Britain’s AI moment has arrived. Technology Secretary Liz Kendall used a keynote address at the Royal United Services Institute to set out a clear and ambitious vision for the country’s place in the global technology order, built on confidence in British capability rather than caution. The message was straightforward: the UK has the foundations to become a central player in the global AI architecture, and the government is prepared to back that ambition with policy, investment and political will.
For the country’s business community, the address carried weight well beyond the policy announcements themselves. A government aligning national strategy with AI leadership creates conditions that companies and their leadership teams can move quickly to take advantage of. The strategic direction has been set. The question now is who moves first.
The numbers that shaped Kendall’s address are worth understanding clearly. Some 70 per cent of global AI compute is currently controlled by just five companies. Control over where AI systems are built, how they operate and who governs them has become a question of economic, energy and defence security. Britain, with a technology sector valued at $1 trillion, world-leading universities and the globally influential AI Security Institute, is better placed than most to compete.
A platform built on strength
The government’s approach is grounded in an honest assessment of where British advantage actually lies. Rather than competing across every dimension of the AI landscape, the strategy focuses on the areas where the UK can build real and lasting leverage: frontier research, compute infrastructure, skills development and a strong pipeline of domestic companies. These are not aspirational targets. They describe capabilities that already exist and now have a clear framework behind them.
For companies operating at the frontier of technology, professional services or financial markets, this is a meaningful move. Government backing for the domestic AI ecosystem reduces the risk attached to building or investing in British AI infrastructure. The foundations are in place and policy is now aligned with commercial ambition.
The UK AI hardware plan
The most concrete announcement from Kendall’s address was the development of a dedicated UK AI hardware plan, focused on securing Britain’s capability in chips and the semiconductor technologies that underpin the full AI hardware stack. The logic is straightforward: compute infrastructure is not just a commercial asset but a national one. A credible domestic position in hardware creates leverage, reduces supply chain risk and opens commercial opportunities that currently flow elsewhere.
For senior leaders, this matters in practical terms. Companies that position themselves close to this emerging infrastructure, whether as suppliers, partners or early adopters of domestically sourced compute capability, stand to benefit from a policy environment pulling in the same direction. The hardware plan signals clear intent to build that pipeline.
Collaboration as commercial opportunity
Liz Kendall’s second strategic pillar, closer collaboration with allied nations on both AI infrastructure and standards-setting, carries significant commercial implications. Standards developed now will govern how AI systems are built, audited and traded for years to come. The countries and institutions that shape those standards do not merely follow the rules; they influence the market itself.

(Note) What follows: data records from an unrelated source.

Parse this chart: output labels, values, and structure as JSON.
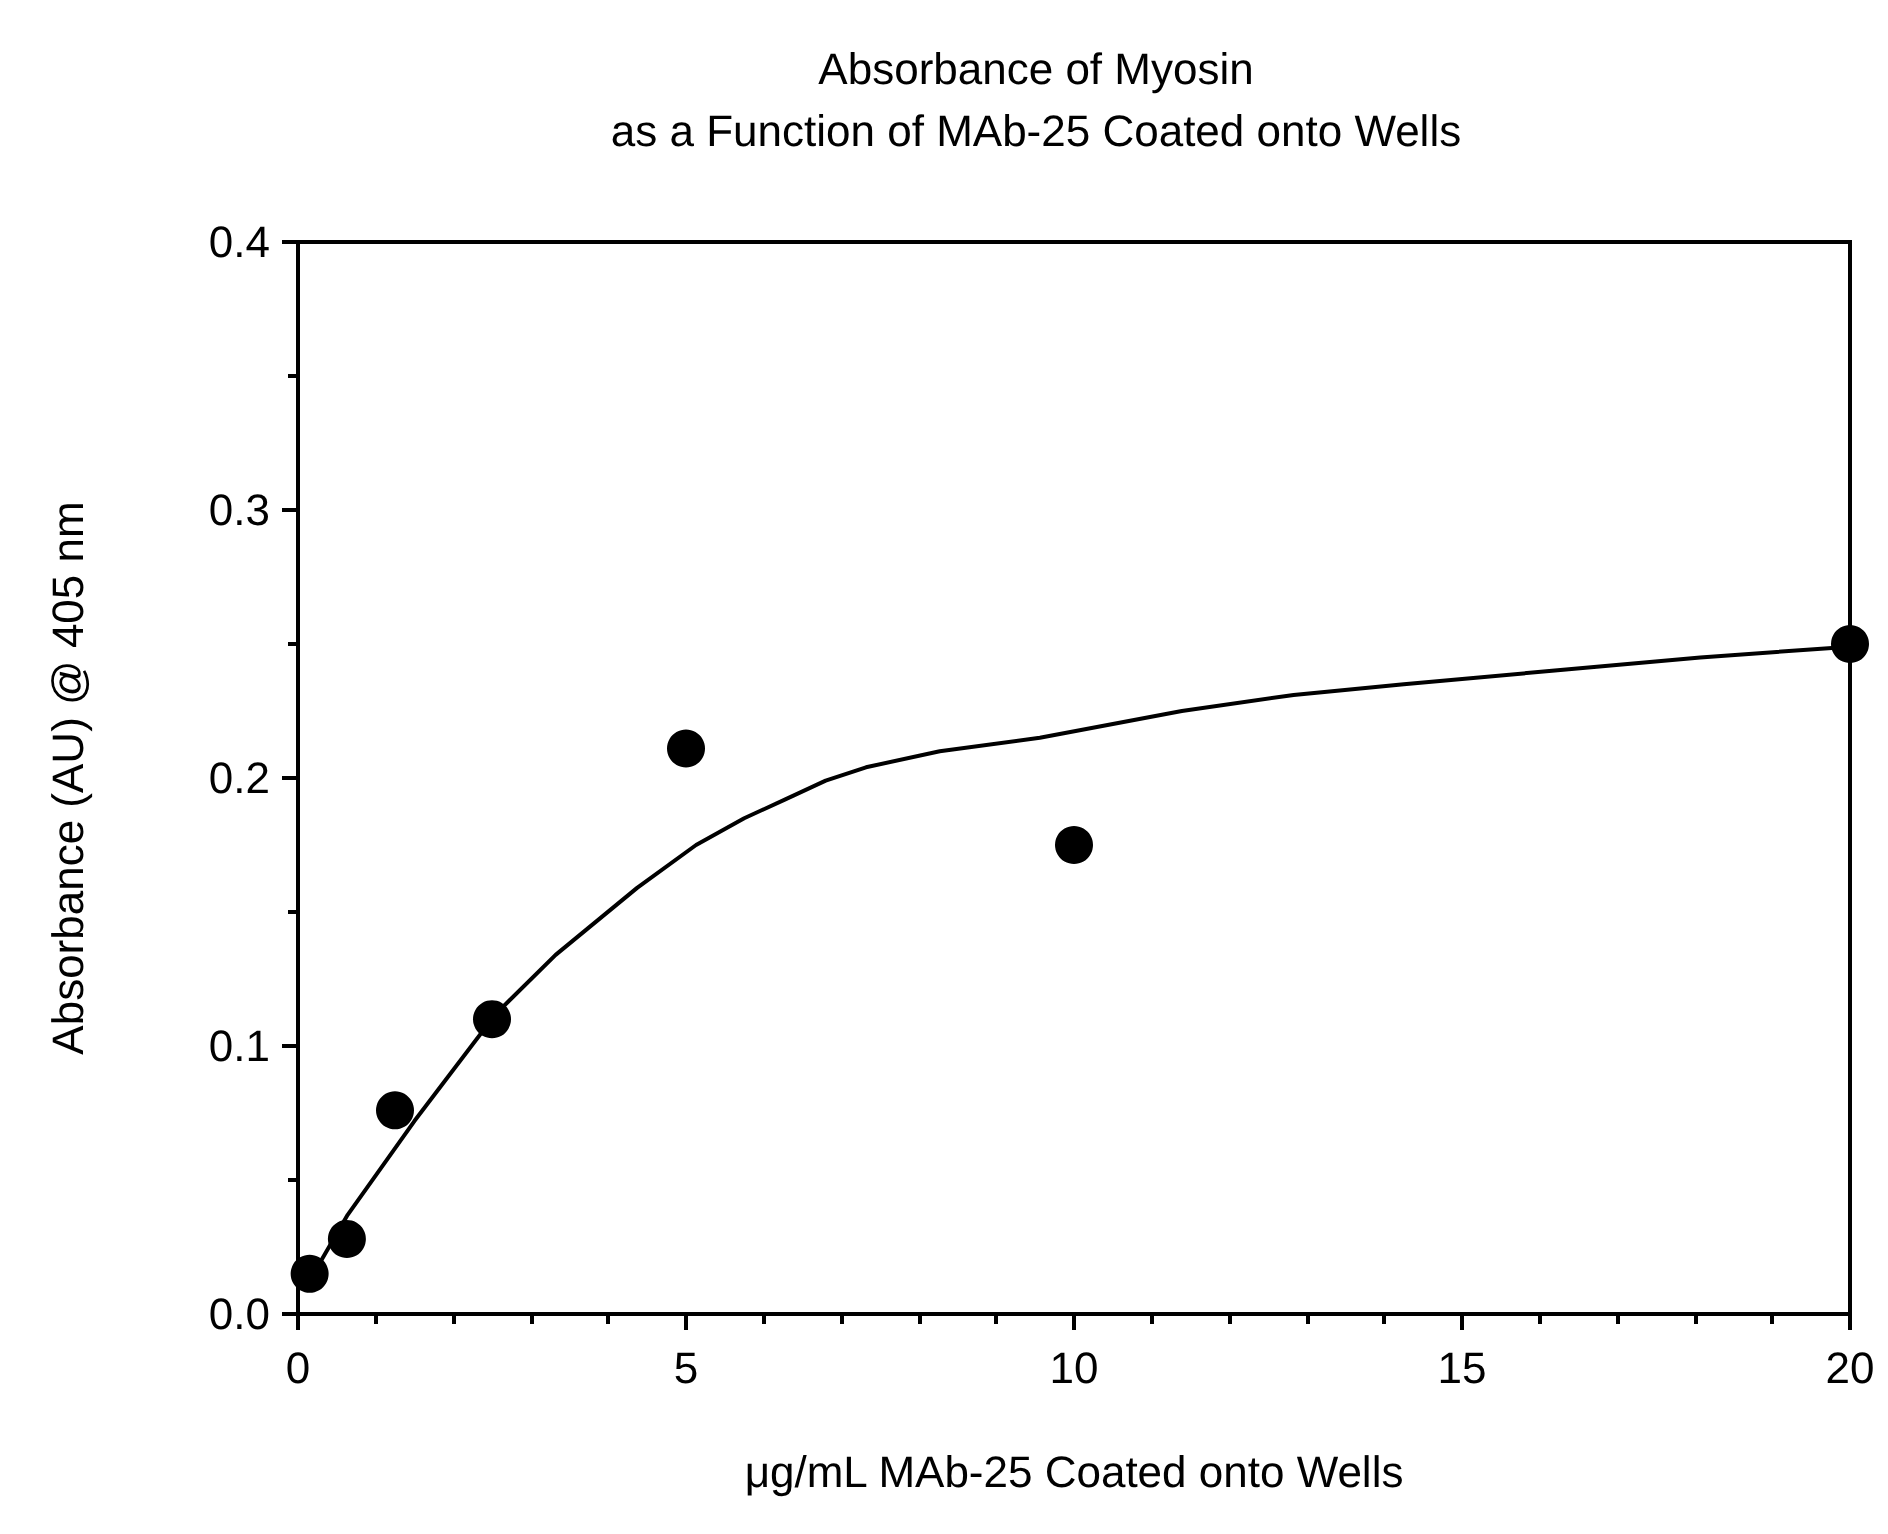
{
  "chart_data": {
    "type": "scatter",
    "title": "Absorbance of Myosin\nas a Function of MAb-25 Coated onto Wells",
    "xlabel": "μg/mL MAb-25 Coated onto Wells",
    "ylabel": "Absorbance (AU) @ 405 nm",
    "xlim": [
      0,
      20
    ],
    "xticks": [
      0,
      {
        "value": 1,
        "label": null
      },
      {
        "value": 2,
        "label": null
      },
      {
        "value": 3,
        "label": null
      },
      {
        "value": 4,
        "label": null
      },
      5,
      {
        "value": 6,
        "label": null
      },
      {
        "value": 7,
        "label": null
      },
      {
        "value": 8,
        "label": null
      },
      {
        "value": 9,
        "label": null
      },
      10,
      {
        "value": 11,
        "label": null
      },
      {
        "value": 12,
        "label": null
      },
      {
        "value": 13,
        "label": null
      },
      {
        "value": 14,
        "label": null
      },
      15,
      {
        "value": 16,
        "label": null
      },
      {
        "value": 17,
        "label": null
      },
      {
        "value": 18,
        "label": null
      },
      {
        "value": 19,
        "label": null
      },
      20
    ],
    "ylim": [
      0,
      0.4
    ],
    "yticks": [
      {
        "value": 0,
        "label": "0.0"
      },
      {
        "value": 0.05,
        "label": null
      },
      0.1,
      {
        "value": 0.15,
        "label": null
      },
      0.2,
      {
        "value": 0.25,
        "label": null
      },
      0.3,
      {
        "value": 0.35,
        "label": null
      },
      0.4
    ],
    "series": [
      {
        "color": "#000000",
        "marker": "circle",
        "x": [
          0.15,
          0.63,
          1.25,
          2.5,
          5,
          10,
          20
        ],
        "values": [
          0.015,
          0.028,
          0.076,
          0.11,
          0.211,
          0.175,
          0.25
        ]
      },
      {
        "type": "line",
        "color": "#000000",
        "marker": "none",
        "line_style": "solid",
        "x": [
          0.15,
          0.26,
          0.64,
          1.5,
          2.55,
          3.32,
          4.37,
          5.13,
          5.75,
          6.28,
          6.8,
          7.32,
          8.27,
          9.56,
          11.39,
          12.83,
          14.25,
          16.16,
          18.07,
          20
        ],
        "values": [
          0.013,
          0.018,
          0.037,
          0.072,
          0.112,
          0.134,
          0.159,
          0.175,
          0.185,
          0.192,
          0.199,
          0.204,
          0.21,
          0.215,
          0.225,
          0.231,
          0.235,
          0.24,
          0.245,
          0.249
        ]
      }
    ]
  }
}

“For Britain, AI sovereignty is about reducing over-dependencies and increasing resilience in key national strategic priorities. So we secure greater control and greater leverage over the issues that matter most.”
Liz Kendall Technology Secretary UK Government
British companies with capabilities in AI safety, governance, compliance and infrastructure are already well placed to operate in this space. The AI Security Institute and the Sovereign AI unit give domestic businesses a direct connection to the frameworks being developed. For leadership teams thinking about where to build capability and how to stand out in a competitive market, proximity to standards-setting is a genuine commercial advantage.
What this means for business leadership
The broader opportunity that opens for business leaders is one of timing. Government strategy and commercial interest are now pointing in the same direction, which is a relatively rare alignment. The UK’s ambition to be indispensable in the global AI architecture creates demand for companies that can deliver across frontier research, compute, data infrastructure, skills and governance. Each of those areas represents a growing market with government-backed momentum behind it.
“If you want leverage for your country, you need to be a keystone in the global tech architecture, an indispensable partner. This requires two key shifts in our approach. First, a decisive move towards backing more British AI companies, especially in areas where we have real strengths. And second, by working more closely with our international partners, particularly other so-called middle power nations, including on setting the standards for how AI is deployed.”
Liz Kendall Technology Secretary UK Government
Leadership teams that engage with the national AI agenda now, whether through direct involvement in policy consultation, investment in domestic AI capability or strategic partnerships with the institutions being built around the Sovereign AI unit and the AI Security Institute, will find themselves better informed and better positioned than those who wait. The landscape rarely settles on its own.
Britain is open for business
The potential choice facing the country is not between a world with AI and one without, but between a Britain that shapes its future and one that does not. For the country’s founders, investors and business leaders, a new generation of British AI companies is already building with ambition and the government has signalled clearly that it will back them. The conditions for a genuine technological step forward are forming, and the businesses that move with purpose now will find a great deal of open ground ahead of them.